Live videos are very much like the Stories feature across social media. Both convey a behind-the-scenes glimpse and a sense of immediacy, two elements that are very much appreciated in our fast-paced society.
Location-based marketing, or geofencing, will play an increasingly prominent role in the way brands reach consumers outside their homes.
Using GPS or RFID technology, geolocation marketing creates a virtual geographic “fence” around a specific area. This fence can be programmed to send marketing messages – such as texts, emails or push notifications – whenever a user enters or exits the designated area. The idea behind this form of hyperlocal marketing is to target consumers where and when they’re most likely to buy. It also offers brands and companies an opportunity to tap into users’ big data, in order to enhance future possibilities of engagement.

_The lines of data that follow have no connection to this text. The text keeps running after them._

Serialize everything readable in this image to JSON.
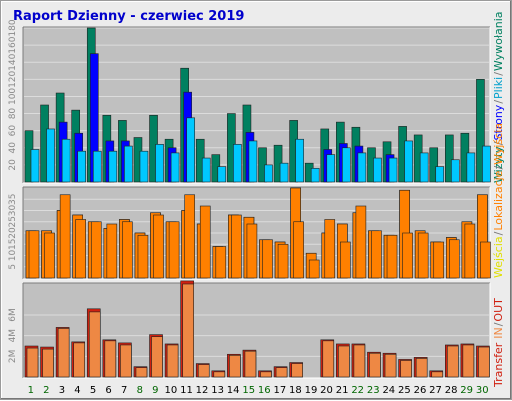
{
  "chart_data": {
    "type": "bar",
    "title": "Raport Dzienny -  czerwiec 2019",
    "title_color": "#0000cc",
    "categories": [
      "1",
      "2",
      "3",
      "4",
      "5",
      "6",
      "7",
      "8",
      "9",
      "10",
      "11",
      "12",
      "13",
      "14",
      "15",
      "16",
      "17",
      "18",
      "19",
      "20",
      "21",
      "22",
      "23",
      "24",
      "25",
      "26",
      "27",
      "28",
      "29",
      "30"
    ],
    "weekend_days": [
      "1",
      "2",
      "8",
      "9",
      "15",
      "16",
      "22",
      "23",
      "29",
      "30"
    ],
    "colors": {
      "weekday_label": "#000000",
      "weekend_label": "#006600",
      "plot_bg": "#c0c0c0",
      "grid": "#dcdcdc",
      "wizyty": "#008060",
      "strony": "#0000ff",
      "pliki": "#00c8ff",
      "wyjscia": "#e0e000",
      "lokalizacje": "#ff8000",
      "wejscia": "#ff8000",
      "transfer_in": "#ee8844",
      "transfer_out": "#d02010"
    },
    "panels": [
      {
        "id": "traffic",
        "ylim": [
          0,
          180
        ],
        "ticks": [
          "180",
          "160",
          "140",
          "120",
          "100",
          "80",
          "60",
          "40",
          "20"
        ],
        "series": [
          {
            "key": "wizyty",
            "values": [
              60,
              90,
              104,
              84,
              180,
              78,
              72,
              52,
              78,
              50,
              133,
              50,
              32,
              80,
              90,
              40,
              43,
              72,
              22,
              62,
              70,
              64,
              40,
              47,
              65,
              55,
              40,
              55,
              57,
              120
            ]
          },
          {
            "key": "strony",
            "values": [
              0,
              0,
              70,
              57,
              150,
              48,
              48,
              0,
              0,
              40,
              105,
              0,
              0,
              0,
              58,
              0,
              0,
              0,
              0,
              38,
              45,
              42,
              0,
              32,
              0,
              0,
              0,
              0,
              0,
              0
            ]
          },
          {
            "key": "pliki",
            "values": [
              38,
              62,
              50,
              36,
              36,
              36,
              42,
              36,
              44,
              34,
              75,
              28,
              18,
              44,
              48,
              20,
              22,
              50,
              16,
              32,
              40,
              34,
              28,
              28,
              48,
              34,
              18,
              26,
              34,
              42
            ]
          }
        ]
      },
      {
        "id": "visits",
        "ylim": [
          0,
          40
        ],
        "ticks": [
          "35",
          "30",
          "25",
          "20",
          "15",
          "10",
          "5"
        ],
        "series": [
          {
            "key": "wyjscia",
            "values": [
              21,
              21,
              30,
              28,
              25,
              22,
              26,
              20,
              29,
              25,
              30,
              24,
              14,
              28,
              27,
              17,
              16,
              40,
              11,
              20,
              24,
              29,
              21,
              19,
              39,
              21,
              16,
              18,
              25,
              37
            ]
          },
          {
            "key": "lokalizacje",
            "values": [
              21,
              21,
              30,
              28,
              25,
              22,
              26,
              20,
              29,
              25,
              30,
              24,
              14,
              28,
              27,
              17,
              16,
              40,
              11,
              20,
              24,
              29,
              21,
              19,
              39,
              21,
              16,
              18,
              25,
              37
            ]
          },
          {
            "key": "wejscia",
            "values": [
              21,
              20,
              37,
              26,
              25,
              24,
              25,
              19,
              28,
              25,
              37,
              32,
              14,
              28,
              24,
              17,
              15,
              25,
              8,
              26,
              16,
              32,
              21,
              19,
              20,
              20,
              16,
              17,
              24,
              16
            ]
          }
        ]
      },
      {
        "id": "transfer",
        "ylim": [
          0,
          9
        ],
        "ticks": [
          "6M",
          "4M",
          "2M"
        ],
        "series": [
          {
            "key": "transfer_out",
            "values": [
              3.0,
              2.9,
              4.8,
              3.4,
              6.6,
              3.6,
              3.3,
              1.0,
              4.1,
              3.2,
              9.3,
              1.3,
              0.6,
              2.2,
              2.6,
              0.6,
              1.0,
              1.4,
              0,
              3.6,
              3.2,
              3.2,
              2.4,
              2.3,
              1.7,
              1.9,
              0.6,
              3.1,
              3.2,
              3.0
            ]
          },
          {
            "key": "transfer_in",
            "values": [
              2.8,
              2.7,
              4.7,
              3.3,
              6.3,
              3.5,
              3.1,
              0.9,
              3.9,
              3.1,
              9.0,
              1.2,
              0.5,
              2.1,
              2.5,
              0.5,
              0.9,
              1.3,
              0,
              3.5,
              3.0,
              3.1,
              2.3,
              2.2,
              1.6,
              1.8,
              0.5,
              3.0,
              3.1,
              2.9
            ]
          }
        ]
      }
    ],
    "legend_right": [
      {
        "text": "Wizyty",
        "color": "#008060"
      },
      {
        "text": "/",
        "color": "#7a7a7a"
      },
      {
        "text": "Strony",
        "color": "#0000ff"
      },
      {
        "text": "/",
        "color": "#7a7a7a"
      },
      {
        "text": "Pliki",
        "color": "#00a0cc"
      },
      {
        "text": "/",
        "color": "#7a7a7a"
      },
      {
        "text": "Wywołania",
        "color": "#008060"
      }
    ],
    "legend_mid": [
      {
        "text": "Wejścia",
        "color": "#e0e000"
      },
      {
        "text": "/",
        "color": "#7a7a7a"
      },
      {
        "text": "Lokalizacje",
        "color": "#ff8000"
      },
      {
        "text": "/",
        "color": "#7a7a7a"
      },
      {
        "text": "Wyjścia",
        "color": "#ff8000"
      }
    ],
    "legend_bottom": [
      {
        "text": "Transfer",
        "color": "#d02010"
      },
      {
        "text": "IN",
        "color": "#ee8844"
      },
      {
        "text": "/",
        "color": "#7a7a7a"
      },
      {
        "text": "OUT",
        "color": "#d02010"
      }
    ]
  }
}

There’s been a considerable increase in the number of brands that have decided to incorporate AI-powered chatbots into their marketing strategies in order to get more automated and personalized marketing funnels. From generating leads to addressing customer queries to gathering and analysing feedback, the functions and potentials of chatbots are nearly limitless. Today, brands can even develop their own chatbots quite easily, since the technology behind it has become more accessible.
It’s well-known that brands leveraging new technologies have the best chance of staying ahead of the curve. As the food industry grows, relevant brands and startups should pay close attention to the production and customization of interactive, quality content. Food industry players are in the perfect position to leverage current trends for greater growth and heightened user engagement.